S., et R., tous les deux stagiaires en cuisine et présent lors des faits, confirment qu’il n’y avait pas de tension en règle générale au sein de la cuisine. Les deux cuisiniers racontent avoir vu la scène. « J’ai vu le premier coup de couteau », raconte R. Il s’enfuit ensuite, sort du restaurant et alerte les secours. De son côté, S. confie : « Je l’ai vu avec le coup de couteau, j’ai vu le coup. J’ai crié et je suis parti me réfugier dans les vestiaires. »

A., 21 ans, en pâtisserie au Cancan, confirme la version des trois derniers employés.

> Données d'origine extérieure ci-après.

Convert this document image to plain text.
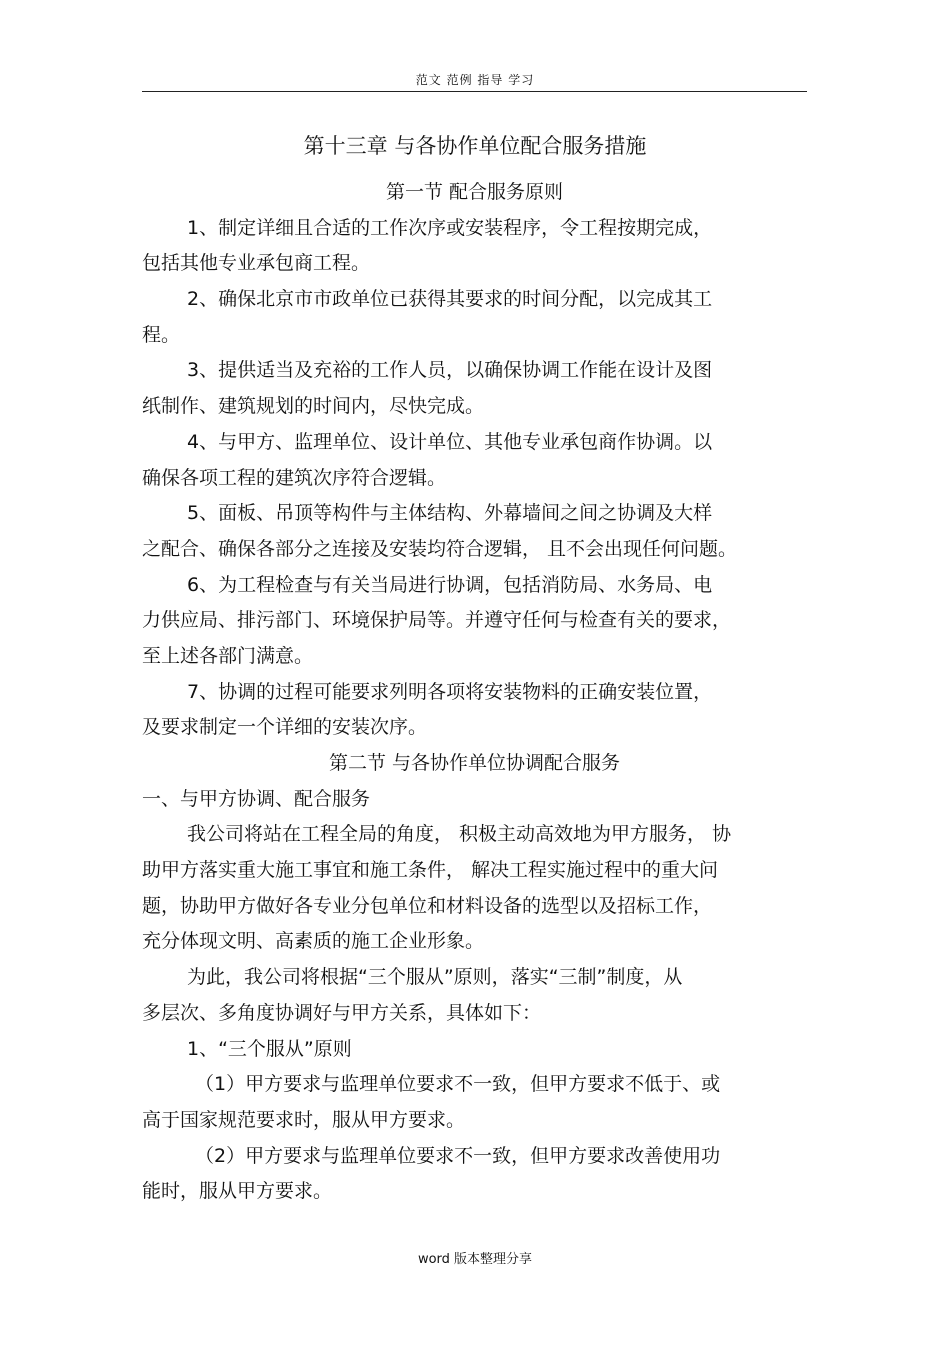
范文 范例 指导 学习
第十三章 与各协作单位配合服务措施
第一节 配合服务原则
1、制定详细且合适的工作次序或安装程序，令工程按期完成，
包括其他专业承包商工程。
2、确保北京市市政单位已获得其要求的时间分配，以完成其工
程。
3、提供适当及充裕的工作人员，以确保协调工作能在设计及图
纸制作、建筑规划的时间内，尽快完成。
4、与甲方、监理单位、设计单位、其他专业承包商作协调。以
确保各项工程的建筑次序符合逻辑。
5、面板、吊顶等构件与主体结构、外幕墙间之间之协调及大样
之配合、确保各部分之连接及安装均符合逻辑， 且不会出现任何问题。
6、为工程检查与有关当局进行协调，包括消防局、水务局、电
力供应局、排污部门、环境保护局等。并遵守任何与检查有关的要求，
至上述各部门满意。
7、协调的过程可能要求列明各项将安装物料的正确安装位置，
及要求制定一个详细的安装次序。
第二节 与各协作单位协调配合服务
一、与甲方协调、配合服务
我公司将站在工程全局的角度， 积极主动高效地为甲方服务， 协
助甲方落实重大施工事宜和施工条件， 解决工程实施过程中的重大问
题，协助甲方做好各专业分包单位和材料设备的选型以及招标工作，
充分体现文明、高素质的施工企业形象。
为此，我公司将根据“三个服从”原则，落实“三制”制度，从
多层次、多角度协调好与甲方关系，具体如下：
1、“三个服从”原则
（1）甲方要求与监理单位要求不一致，但甲方要求不低于、或
高于国家规范要求时，服从甲方要求。
（2）甲方要求与监理单位要求不一致，但甲方要求改善使用功
能时，服从甲方要求。
word 版本整理分享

Il raconte lui aussi que C. a demandé à Ab. de nettoyer plusieurs fois une planche à découper, avant l’attaque à l’arme blanche : « Je l’ai vu lever le couteau. »

Il indique par ailleurs « que l’ambiance était bonne » au sein de l’établissement. Concernant le mis en cause, il précise n’avoir eu que peu de contacts avec lui : « On pouvait rigoler ensemble, mais il pouvait être parfois dans un état bizarre. »

Le vendredi 20 juin, le procès doit se poursuivre avec, entre autres, l’examen de personnalité de l’accusé. Les réquisitions de la cour devraient être rendues en début de semaine prochaine, tandis que le délibéré est attendu mardi 24 juin.